Some good Louis Sullivan news, (after the destruction of the temple.)

Nothing can prepare you for seeing the cornice.

Nothing.


The way the building now makes the corner, the way the west and north planes unfold like a book, and especially the way the solid building now meets the gaseous sky with such joy!


cor-nice
(kôr’nis) n.
1. A horizontal molded projection that crowns or completes a building.
2. “Why I oughta crown you!” – the Three Stooges!

The building is now bracketed, top and bottom. Now that it’s getting its cornice back – the upward thrust is even stronger than before. Since it has weight on top, and counter-thrust. And because the cornice is a flat straight horizontal line, we feel more strongly than before the rhythm of the windows in between the sidewalk and the sky. And the mid-section of the building, in its rhythm and its beauty, mimics man’s role between earth and the heavens.

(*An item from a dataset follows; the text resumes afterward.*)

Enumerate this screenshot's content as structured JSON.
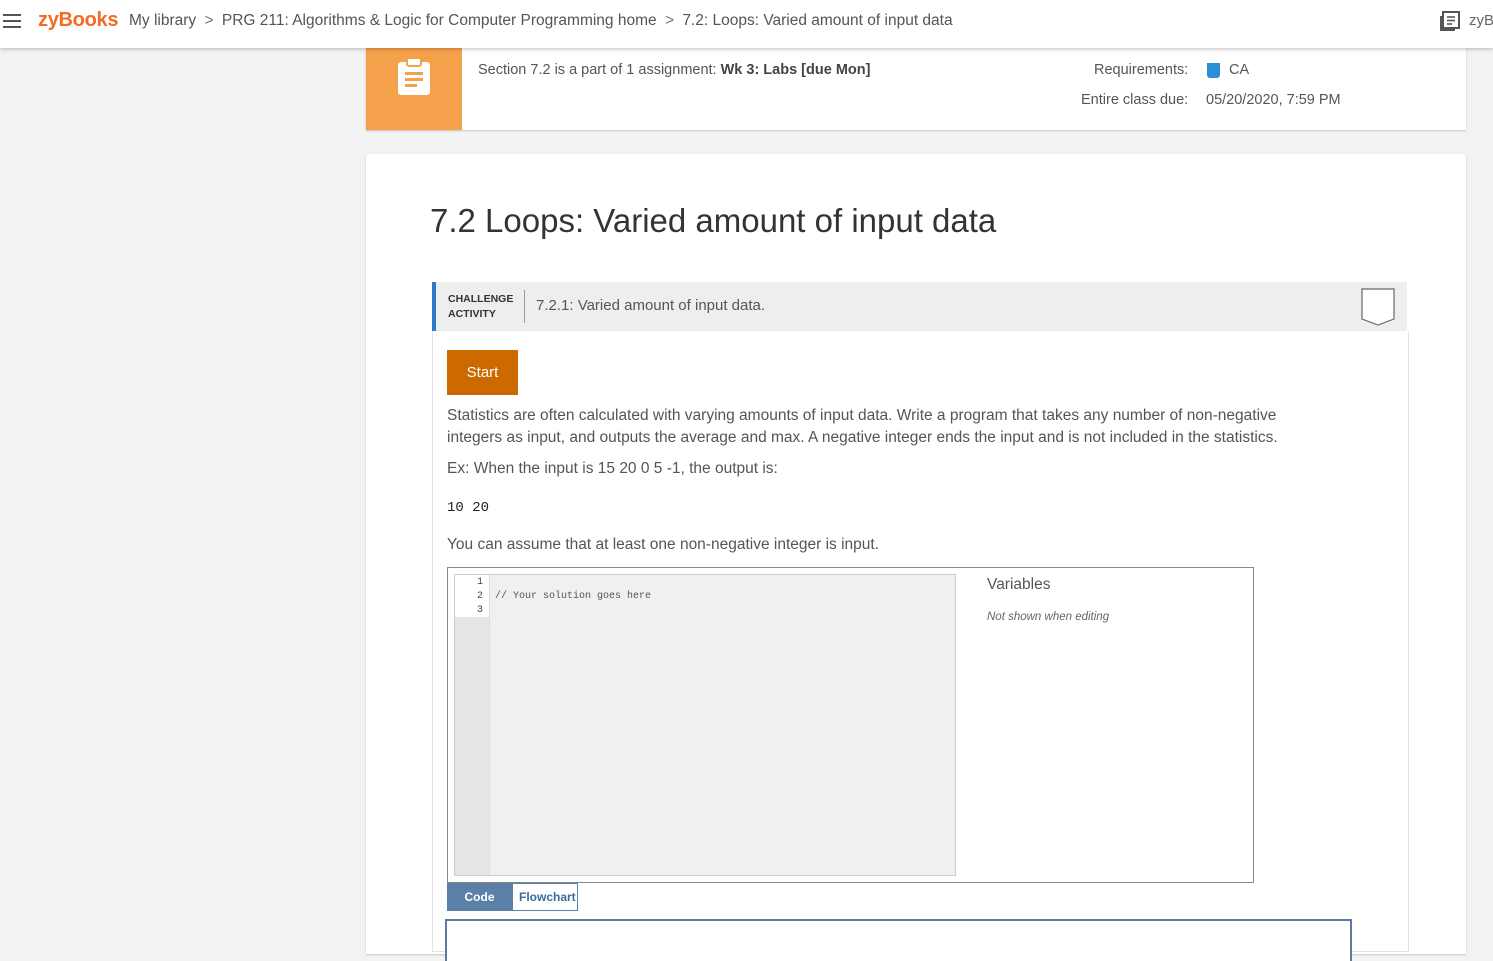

Without a cornice, looking at the building was like hearing a jazz quartet with one of the instruments missing; say, the drums. Now they’re all there. You can hear what the parts are trying to do, how they mesh together into a whole. They solo and they blend, and in the cornice riff, Mr. Sullivan sings the perfect resolution of building to sky.

Along the big curve of the building, at the corner of Madison and State (one of the greatest corners on any building in Chicago,) now, along the big curve, six cylinders rise up in rhythm. They culminate in capitals, like treetops, which were not there before. The corner is such a bold statement and has such import, that these capitals seem to hold up the sky.

Before, what Sullivan was trying to say, was cut off in mid-sentence. He had something to say to us, across the decades, even during the bad city decades of the sixties and seventies, but he was cut off. No one would listen. You know that feeling? When you’re trying to tell someone a story, and they cut you off before you can get your complete thought out or finish your story. That was the feeling of the ol’ CornicelessCarson’s. And because most people didn’t want to listen to the story that building had to tell, when those who did stopped to look at it, the top just stuttered. It couldn’t complete its thought. The final chapter up there was missing. But hallelu! now we can see and hear and feel Louis Sullivan’s integrity. So stop by State and Madison and look and listen. You’ll be glad you did.

Hey Macy’s, you wanna do something for the people of Chicago? Put the cornice back on the State Street Marshall Field’s!

-Eduardo

01/19/2006


When will the beacon on top of the Palmolive (Playboy) Building be turned on again?

It’s supposed to shine out over the Oak Street beach, to warn our ships at sea by night…..

Other than that, it’ll just be romantic.